Re: Flink consuming more memory than expected

Posted by Bowen Li <bo...@gmail.com>.

Hi Gabriel,

Yes, using RocksDB state backend can relieve your RAM usage. I see a few
issues with your job: 1) it's keeping track of 672 windows (28x24), that's
lots of data, so try to reduce number of windows 2) use reduce functions to
incrementally aggregate state, rather than buffering data internally

BTW, this kind of questions should be posted to *user@flink alias* rather
than dev@flink.

Bowen



On Wed, May 2, 2018 at 2:20 PM, Gabriel Pelielo <ga...@hotmail.com>
wrote:

> We use Flink to process transactional events. A job was created to
> aggregate information about the clients, day of week and hour of day and
> thus creating a profile as shown in the attached code.
>
>
> val stream = env.addSource(consumer)
> val result = stream
>   .map(openTransaction => {
>     val transactionDate = openTransaction.get("transactionDate")
>     val date = if (transactionDate.isTextual)
>       LocalDateTime.parse(transactionDate.asText,
> DateTimeFormatter.ISO_DATE_TIME).toInstant(ZoneOffset.UTC).toEpochMilli
>     else
>       transactionDate.asLong
>     (openTransaction.get("clientId").asLong,
> openTransaction.get("amount").asDouble, new Timestamp(date))
>   })
>   .keyBy(0)
>   .window(SlidingEventWeekTimeWindows.of(Time.days(28), Time.hours(1)))
>   .sum(1)
>
> In the code above, the stream has three fields: "transactionDate",
> "clientId" and "amount". We make a keyed stream by the clientId and a
> sliding window summing the amount.

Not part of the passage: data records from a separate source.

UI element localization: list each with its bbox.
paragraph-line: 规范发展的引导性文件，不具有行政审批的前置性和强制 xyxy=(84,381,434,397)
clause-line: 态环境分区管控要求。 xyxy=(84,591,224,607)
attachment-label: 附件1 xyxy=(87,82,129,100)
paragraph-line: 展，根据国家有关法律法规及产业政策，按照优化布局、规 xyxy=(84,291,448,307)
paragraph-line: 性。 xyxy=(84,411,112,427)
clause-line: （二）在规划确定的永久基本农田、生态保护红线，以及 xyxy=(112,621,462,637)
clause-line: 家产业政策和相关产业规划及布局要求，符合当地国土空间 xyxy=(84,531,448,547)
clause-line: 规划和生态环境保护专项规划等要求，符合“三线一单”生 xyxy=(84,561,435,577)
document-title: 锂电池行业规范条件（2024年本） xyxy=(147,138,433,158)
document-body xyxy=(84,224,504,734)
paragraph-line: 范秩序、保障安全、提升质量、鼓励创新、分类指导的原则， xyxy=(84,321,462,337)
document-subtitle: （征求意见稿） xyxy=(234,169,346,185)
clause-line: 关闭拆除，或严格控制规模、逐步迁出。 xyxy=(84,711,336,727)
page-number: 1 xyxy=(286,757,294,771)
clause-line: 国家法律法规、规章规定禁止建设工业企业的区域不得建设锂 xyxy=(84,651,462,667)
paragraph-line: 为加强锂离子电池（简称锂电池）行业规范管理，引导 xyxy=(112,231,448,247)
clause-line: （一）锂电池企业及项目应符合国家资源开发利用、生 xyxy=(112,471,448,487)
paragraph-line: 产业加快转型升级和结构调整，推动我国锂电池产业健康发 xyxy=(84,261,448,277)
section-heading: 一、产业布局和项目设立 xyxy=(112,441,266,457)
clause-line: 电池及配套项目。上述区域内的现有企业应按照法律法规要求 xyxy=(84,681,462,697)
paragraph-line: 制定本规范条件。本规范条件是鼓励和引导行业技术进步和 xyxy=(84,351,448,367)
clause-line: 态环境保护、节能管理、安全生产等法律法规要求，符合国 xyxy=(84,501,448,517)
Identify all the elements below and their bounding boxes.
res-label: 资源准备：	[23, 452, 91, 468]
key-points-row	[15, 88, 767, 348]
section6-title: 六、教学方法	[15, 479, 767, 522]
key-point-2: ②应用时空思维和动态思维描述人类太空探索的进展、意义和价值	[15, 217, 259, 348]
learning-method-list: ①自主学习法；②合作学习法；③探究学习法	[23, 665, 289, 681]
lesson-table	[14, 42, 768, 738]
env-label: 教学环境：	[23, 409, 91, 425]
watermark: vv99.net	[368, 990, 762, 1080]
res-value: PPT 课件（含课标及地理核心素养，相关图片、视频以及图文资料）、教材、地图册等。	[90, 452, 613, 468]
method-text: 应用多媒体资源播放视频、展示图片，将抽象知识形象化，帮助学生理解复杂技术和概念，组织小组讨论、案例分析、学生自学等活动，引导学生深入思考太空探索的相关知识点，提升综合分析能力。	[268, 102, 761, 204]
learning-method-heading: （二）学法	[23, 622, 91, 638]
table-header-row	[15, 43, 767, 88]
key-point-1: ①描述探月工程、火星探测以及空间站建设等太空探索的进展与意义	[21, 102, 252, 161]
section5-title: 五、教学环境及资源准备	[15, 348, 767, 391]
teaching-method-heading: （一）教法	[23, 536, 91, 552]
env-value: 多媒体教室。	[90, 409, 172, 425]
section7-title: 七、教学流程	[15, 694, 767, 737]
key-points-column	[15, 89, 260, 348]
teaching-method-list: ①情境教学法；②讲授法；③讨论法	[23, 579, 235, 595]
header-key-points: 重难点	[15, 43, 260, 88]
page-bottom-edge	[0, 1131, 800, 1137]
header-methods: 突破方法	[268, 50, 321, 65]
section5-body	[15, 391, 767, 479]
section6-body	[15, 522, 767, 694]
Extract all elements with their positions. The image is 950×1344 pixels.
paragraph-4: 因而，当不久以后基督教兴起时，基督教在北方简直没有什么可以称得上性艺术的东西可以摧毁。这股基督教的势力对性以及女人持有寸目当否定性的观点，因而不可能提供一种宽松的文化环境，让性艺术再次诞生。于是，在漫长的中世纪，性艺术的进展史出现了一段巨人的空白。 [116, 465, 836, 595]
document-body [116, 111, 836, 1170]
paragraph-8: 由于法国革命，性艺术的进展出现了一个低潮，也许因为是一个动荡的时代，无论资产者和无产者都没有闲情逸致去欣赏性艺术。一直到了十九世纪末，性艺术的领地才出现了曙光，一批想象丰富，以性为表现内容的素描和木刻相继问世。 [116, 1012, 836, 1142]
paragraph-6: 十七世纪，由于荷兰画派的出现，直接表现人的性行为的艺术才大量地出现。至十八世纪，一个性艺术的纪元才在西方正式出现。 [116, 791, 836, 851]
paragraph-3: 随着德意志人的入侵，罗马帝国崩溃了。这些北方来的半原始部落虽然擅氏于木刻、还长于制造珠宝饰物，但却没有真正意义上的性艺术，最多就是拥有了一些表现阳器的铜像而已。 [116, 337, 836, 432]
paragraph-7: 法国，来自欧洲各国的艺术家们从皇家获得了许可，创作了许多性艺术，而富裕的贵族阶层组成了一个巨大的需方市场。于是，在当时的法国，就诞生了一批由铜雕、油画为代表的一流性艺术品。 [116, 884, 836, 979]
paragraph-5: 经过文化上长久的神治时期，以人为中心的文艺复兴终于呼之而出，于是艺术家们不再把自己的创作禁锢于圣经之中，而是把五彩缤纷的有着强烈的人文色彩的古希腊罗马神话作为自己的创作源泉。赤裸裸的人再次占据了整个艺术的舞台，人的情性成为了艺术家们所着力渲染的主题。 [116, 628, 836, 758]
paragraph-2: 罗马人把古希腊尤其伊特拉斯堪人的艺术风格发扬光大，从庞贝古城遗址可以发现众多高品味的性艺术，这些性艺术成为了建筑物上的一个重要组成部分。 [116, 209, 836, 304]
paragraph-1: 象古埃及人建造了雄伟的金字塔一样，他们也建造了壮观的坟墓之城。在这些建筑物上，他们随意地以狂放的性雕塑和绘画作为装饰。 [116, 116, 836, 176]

There are around 100.000 unique active
> clientIds in our database.
>
> After some time running, the total RAM used by the job is stabilized at 36
> GB, but the stored checkpoint in HDFS uses only 3 GB. Is there a way to
> reduce the RAM usage of the job, maybe by configuring Flink's replication
> factor or by using RocksDB?
>
>
> Best regards
>
>
>
>
>
>